Falando em interação, Melitha Novoa Prado, sócia de Thais que acumula experiência de 35 anos como advogada das mais importantes franqueadoras brasileiras, lembra que os investimentos em comunicação diferenciada em cada canal é outra tendência que se confirmou no ano de 2023. “As marcas apostaram em diversificar a forma como conversam com seus clientes – e quem ainda não entendeu que isso é imprescindível não chegará até eles”, alerta.
A internacionalização, outra tendência apontada para 2023, se mostrou mais tímida: apesar de algumas empresas fazerem investidas com expansão no exterior, a desvalorização do Real diante de moedas mais fortes não motivou uma grande ida de marcas brasileiras para o exterior. “Como ainda há bastante oportunidade de expansão no mercado interno, as marcas preferiram continuar crescendo internamente, com menor risco”, avalia Melitha.
Em relação a cenários que não se concretizaram, o mercado esperava mais fusões e aquisições, que não ocorreram em 2023 com a mesma força que no ano anterior. “Não temos ‘notícias de bastidores’ sobre novas possibilidades, por enquanto, mas tudo pode acontecer no mercado”, diz Thais.
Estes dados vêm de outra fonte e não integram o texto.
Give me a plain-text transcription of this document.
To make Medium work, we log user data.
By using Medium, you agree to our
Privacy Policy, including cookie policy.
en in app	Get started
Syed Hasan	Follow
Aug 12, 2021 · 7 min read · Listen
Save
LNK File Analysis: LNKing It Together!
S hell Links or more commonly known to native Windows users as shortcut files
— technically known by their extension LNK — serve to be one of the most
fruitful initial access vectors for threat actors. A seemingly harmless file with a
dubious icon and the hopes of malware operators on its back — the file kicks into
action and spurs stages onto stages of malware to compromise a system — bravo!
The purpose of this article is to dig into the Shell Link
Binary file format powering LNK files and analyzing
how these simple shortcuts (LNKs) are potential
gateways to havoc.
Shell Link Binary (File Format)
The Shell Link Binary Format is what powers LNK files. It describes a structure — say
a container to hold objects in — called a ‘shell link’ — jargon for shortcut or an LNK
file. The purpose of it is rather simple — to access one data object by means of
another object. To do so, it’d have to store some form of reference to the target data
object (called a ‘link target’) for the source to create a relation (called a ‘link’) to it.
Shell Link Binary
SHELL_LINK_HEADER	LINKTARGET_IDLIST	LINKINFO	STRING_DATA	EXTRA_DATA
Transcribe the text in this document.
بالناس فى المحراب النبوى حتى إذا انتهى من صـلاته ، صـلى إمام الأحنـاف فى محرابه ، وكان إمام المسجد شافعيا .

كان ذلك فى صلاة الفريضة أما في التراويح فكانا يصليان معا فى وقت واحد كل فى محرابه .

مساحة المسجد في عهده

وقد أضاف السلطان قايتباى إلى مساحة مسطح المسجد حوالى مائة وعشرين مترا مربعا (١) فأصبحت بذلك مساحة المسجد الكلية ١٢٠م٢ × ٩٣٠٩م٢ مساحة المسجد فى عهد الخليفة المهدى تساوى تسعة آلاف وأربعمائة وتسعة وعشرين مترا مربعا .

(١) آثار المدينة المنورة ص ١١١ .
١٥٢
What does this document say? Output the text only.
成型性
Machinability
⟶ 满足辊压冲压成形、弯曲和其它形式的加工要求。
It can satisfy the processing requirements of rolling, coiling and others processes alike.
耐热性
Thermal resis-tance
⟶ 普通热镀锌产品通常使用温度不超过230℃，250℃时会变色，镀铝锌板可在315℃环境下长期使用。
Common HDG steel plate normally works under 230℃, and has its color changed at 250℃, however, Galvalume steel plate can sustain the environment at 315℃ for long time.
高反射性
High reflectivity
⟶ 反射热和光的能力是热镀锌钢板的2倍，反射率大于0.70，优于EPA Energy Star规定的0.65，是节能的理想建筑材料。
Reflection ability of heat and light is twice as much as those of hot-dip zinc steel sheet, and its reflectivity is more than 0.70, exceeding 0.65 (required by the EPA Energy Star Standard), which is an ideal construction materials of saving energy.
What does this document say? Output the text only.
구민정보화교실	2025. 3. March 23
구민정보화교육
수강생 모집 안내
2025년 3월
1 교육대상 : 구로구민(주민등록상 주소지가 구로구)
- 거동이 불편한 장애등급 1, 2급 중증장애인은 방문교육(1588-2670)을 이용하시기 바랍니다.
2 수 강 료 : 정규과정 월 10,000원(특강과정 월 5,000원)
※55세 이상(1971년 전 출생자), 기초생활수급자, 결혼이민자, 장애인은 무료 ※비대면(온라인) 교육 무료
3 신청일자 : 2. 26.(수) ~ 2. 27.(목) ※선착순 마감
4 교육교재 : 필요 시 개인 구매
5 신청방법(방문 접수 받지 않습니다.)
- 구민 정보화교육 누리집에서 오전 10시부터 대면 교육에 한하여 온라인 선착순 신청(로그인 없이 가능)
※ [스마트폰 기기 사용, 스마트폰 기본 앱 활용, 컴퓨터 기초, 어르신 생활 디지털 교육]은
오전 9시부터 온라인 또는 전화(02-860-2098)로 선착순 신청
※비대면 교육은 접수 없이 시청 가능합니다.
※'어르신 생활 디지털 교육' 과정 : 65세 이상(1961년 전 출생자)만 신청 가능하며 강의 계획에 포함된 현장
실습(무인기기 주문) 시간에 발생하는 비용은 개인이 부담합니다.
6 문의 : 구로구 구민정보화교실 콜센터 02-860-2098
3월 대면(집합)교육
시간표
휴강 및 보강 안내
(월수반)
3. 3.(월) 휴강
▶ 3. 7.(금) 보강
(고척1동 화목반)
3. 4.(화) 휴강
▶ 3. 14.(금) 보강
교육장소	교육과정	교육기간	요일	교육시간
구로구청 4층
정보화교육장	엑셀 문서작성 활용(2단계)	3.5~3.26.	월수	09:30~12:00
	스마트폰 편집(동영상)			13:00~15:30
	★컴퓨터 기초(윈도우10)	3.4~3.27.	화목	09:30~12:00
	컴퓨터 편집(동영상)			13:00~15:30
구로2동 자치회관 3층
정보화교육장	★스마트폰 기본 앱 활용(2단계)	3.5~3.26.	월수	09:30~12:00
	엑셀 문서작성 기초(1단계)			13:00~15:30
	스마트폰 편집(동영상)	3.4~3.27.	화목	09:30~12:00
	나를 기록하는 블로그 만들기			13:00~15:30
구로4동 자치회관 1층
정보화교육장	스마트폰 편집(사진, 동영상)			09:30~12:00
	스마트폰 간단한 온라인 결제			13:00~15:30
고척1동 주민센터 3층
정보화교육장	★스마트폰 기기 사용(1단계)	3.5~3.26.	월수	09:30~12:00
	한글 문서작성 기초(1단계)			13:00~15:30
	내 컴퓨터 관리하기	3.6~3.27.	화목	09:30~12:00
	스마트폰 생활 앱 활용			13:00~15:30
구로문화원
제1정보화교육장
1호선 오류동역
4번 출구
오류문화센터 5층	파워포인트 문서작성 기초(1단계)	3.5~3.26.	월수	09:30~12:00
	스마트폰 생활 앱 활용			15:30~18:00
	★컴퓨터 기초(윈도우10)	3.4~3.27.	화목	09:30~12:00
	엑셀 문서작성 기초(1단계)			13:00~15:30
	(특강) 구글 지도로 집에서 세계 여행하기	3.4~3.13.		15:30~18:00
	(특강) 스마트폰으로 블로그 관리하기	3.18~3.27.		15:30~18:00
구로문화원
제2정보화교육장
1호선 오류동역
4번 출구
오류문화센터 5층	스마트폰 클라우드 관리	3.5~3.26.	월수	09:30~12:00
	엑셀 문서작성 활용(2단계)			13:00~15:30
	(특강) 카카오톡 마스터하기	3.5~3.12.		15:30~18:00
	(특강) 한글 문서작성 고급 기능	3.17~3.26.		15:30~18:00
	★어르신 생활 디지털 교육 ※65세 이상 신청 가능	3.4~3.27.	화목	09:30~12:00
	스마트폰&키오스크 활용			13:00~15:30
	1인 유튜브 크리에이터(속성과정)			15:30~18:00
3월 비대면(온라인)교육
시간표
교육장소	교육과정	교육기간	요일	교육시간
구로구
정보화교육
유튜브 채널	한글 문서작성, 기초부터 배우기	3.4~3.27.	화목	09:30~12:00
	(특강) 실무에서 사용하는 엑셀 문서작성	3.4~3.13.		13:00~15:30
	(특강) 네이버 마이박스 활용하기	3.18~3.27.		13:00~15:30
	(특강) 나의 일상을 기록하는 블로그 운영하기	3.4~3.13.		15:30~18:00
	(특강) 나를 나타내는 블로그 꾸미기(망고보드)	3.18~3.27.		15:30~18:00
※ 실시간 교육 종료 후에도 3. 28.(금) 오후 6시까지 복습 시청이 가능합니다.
Em relação aos abalos citados, as especialistas se referiram ao pedido de recuperação judicial anunciado pela South Rock, operadora de marcas como Subway e Starbucks. “Essa notícia pode fazer com que os fundos de investimento olhem com mais cautela para o Franchising, de forma a haver mais exigências para investimentos”, pondera.
E como será o ano de 2024? Melitha Novoa Prado e Thaís Kurita apontaram dez tendências para o franchising para o ano que se inicia:
1) Micro franquias continuarão em alta
As micro franquias continuam como tendência de procura pelo investidor e foco de atenção das marcas. Há pontos importantes, aqui: o franqueador precisa entender que nada muda, em termos legais, de uma franquia para uma micro franquia, ou seja, todas seguem a lei 13.966/19 e, mesmo com baixo investimento, o processo de seleção deve ser rigoroso e o suporte, primoroso.
2) Indústria varejando
É uma tendência que estará cada vez mais presente. A indústria entendeu que, assim como Casa Bauducco, Omo, Ariel e outras indústrias têm no varejo uma forma de expansão, ampliação de seus canais de distribuição e melhora de relacionamento com clientes, elas podem usar o franchising não apenas como uma forma de escoar produtos, mas para se fazer presente na memória do consumidor.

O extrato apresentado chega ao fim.